Chicago dollar stores to face new restrictions following council vote

Chicago dollar stores will face new restrictions curtailing where they can build after aldermen passed an ordinance targeting their cleanliness and effect on food deserts Wednesday.

The City Council voted 42 to 7 to pass the so-called “small-box retailer” ordinance, which blocks dollar store companies from opening within one mile of pre-existing locations and requires the stores to display placards with maintenance and emergency information.

The measure will inhibit the dollar stores’ strategy of “over-saturating” neighborhoods and force the companies to take better care of their properties, sponsor Ald. Matt O’Shea, 19th, said.

“When a dollar store comes into a neighborhood, they undercut other retailers, especially grocery stores … until a dollar store is a community’s only option, exacerbating our already very serious food desert problems,” O’Shea said.

The restrictions faced stiff resistance from dollar store operators, who said the mile radius amounts to “essentially a moratorium” on new stores and will not help create access to healthy food. An earlier version of the ordinance included a larger two-mile radius.

Lobbyists representing the dollar stores operating in Chicago – Dollar Tree, Dollar General and Family Dollar, which according to O’Shea have 149 locations across the city often concentrated in minority communities — have tried to swing aldermanic critics’ votes since the ordinance was first introduced in October with broad support.

But O’Shea argued Wednesday the companies had refused to negotiate in good faith and make concessions. He accused them of pulling money from and harming poor communities while racking up over 3,300 code violations since 2017, including for long-expired baby formula and over-charging customers.

“I don’t like getting (lied to). I don’t like getting my chain yanked,” O’Shea said of the companies’ negotiating strategy, before apologizing to Mayor Brandon Johnson for using an expletive on the council floor.

Ald. Matthew J. O’Shea, 19th, center, speaks with members of the press after the passing of the dollar store ordinance during a City Council meeting on Feb. 21, 2024. (Vincent Alban/Chicago Tribune)

Dollar Tree, which owns Family Dollar, offered to fly in its CEO and threatened to sue the city in a last-ditch effort to curb the legislation before it passed, O’Shea said after the vote.

“This isn’t a struggling mom and pop trying to stay afloat. This is a Fortune 200 company. This is a hedge fund-owned company. Make the investments,” he said.

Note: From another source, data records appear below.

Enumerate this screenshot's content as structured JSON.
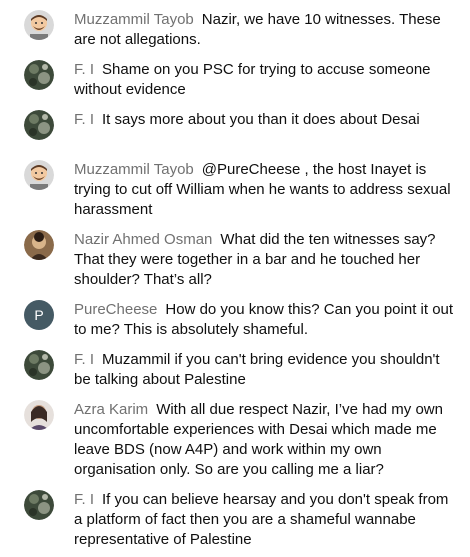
{
  "messages": [
    {
      "author": "Muzzammil Tayob",
      "text": "Nazir, we have 10 witnesses. These are not allegations.",
      "avatar_icon": "cartoon-avatar"
    },
    {
      "author": "F. I",
      "text": "Shame on you PSC for trying to accuse someone without evidence",
      "avatar_icon": "photo-avatar"
    },
    {
      "author": "F. I",
      "text": "It says more about you than it does about Desai",
      "avatar_icon": "photo-avatar"
    },
    {
      "author": "Muzzammil Tayob",
      "text": "@PureCheese , the host Inayet is trying to cut off William when he wants to address sexual harassment",
      "avatar_icon": "cartoon-avatar"
    },
    {
      "author": "Nazir Ahmed Osman",
      "text": "What did the ten witnesses say? That they were together in a bar and he touched her shoulder? That’s all?",
      "avatar_icon": "photo-avatar"
    },
    {
      "author": "PureCheese",
      "text": "How do you know this? Can you point it out to me? This is absolutely shameful.",
      "avatar_letter": "P"
    },
    {
      "author": "F. I",
      "text": "Muzammil if you can't bring evidence you shouldn't be talking about Palestine",
      "avatar_icon": "photo-avatar"
    },
    {
      "author": "Azra Karim",
      "text": "With all due respect Nazir, I’ve had my own uncomfortable experiences with Desai which made me leave BDS (now A4P) and work within my own organisation only. So are you calling me a liar?",
      "avatar_icon": "photo-avatar"
    },
    {
      "author": "F. I",
      "text": "If you can believe hearsay and you don't speak from a platform of fact then you are a shameful wannabe representative of Palestine",
      "avatar_icon": "photo-avatar"
    }
  ],
  "colors": {
    "author": "#717171",
    "text": "#0f0f0f",
    "letter_avatar_bg": "#455a64"
  }
}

Ultimately, the resolution saw little pushback on the council floor, with no aldermen speaking against it. Several aldermen shared complaints about cleanliness, safety and unfairness at the stores.

Ald. Jeanette Taylor pushed back on calls to delay the vote, saying it was too late for the dollar store operators to change on their own. She recalled her daughters being repeatedly robbed at gunpoint while they worked at a Family Dollar.

“What would you say to me if my daughter had gotten killed?” she said. “Our community needs this store, but not to the point where we are compromising who we are and accepting less.”

Dollar Tree argued the ordinance will make it impossible for its stores to relocate in a statement Wednesday.

“It will bring more harm than help to the very communities it claims to support by limiting the flexibility to improve stores and provide new offerings to people in these communities,” the company said.

Ald. Jeanette Taylor, 20th, speaks in favor of the dollar store ordinance during a City Council meeting on Feb. 21, 2024. (Vincent Alban/Chicago Tribune)
Ald. Jeanette Taylor, 20th, speaks in favor of the dollar store ordinance during a City Council meeting on Feb. 21, 2024. (Vincent Alban/Chicago Tribune)

The City Council also voted Wednesday to require the Chicago Police Department conduct a citywide staffing analysis. The ordinance could lead to widespread changes to where and when police are deployed.

Similar relocation efforts have been squashed amid heated debates over who loses and gains officers, most recently when former Superintendent David Brown called a University of Chicago Crime Lab analysis “lacking” and eventually left office without completing his own promised evaluation.

The council also passed a series of costly city settlements totaling $4.3 million. The most expensive settlement, a $3.25 million deal, was awarded to the family of Martina Standley.

Standley was hit by a police cruiser in 2019 as she touched the car during what family described as a mental health crisis. As the police car accelerated into Standley, she was knocked to the ground and suffered a traumatic brain injury that her physician testified led to her death three years later.

The council also approved Alfonzo “Randy” Conner Jr. as Commissioner of the Department of Water Management and Lissettee Castañeda as Commissioner of the Department of Housing.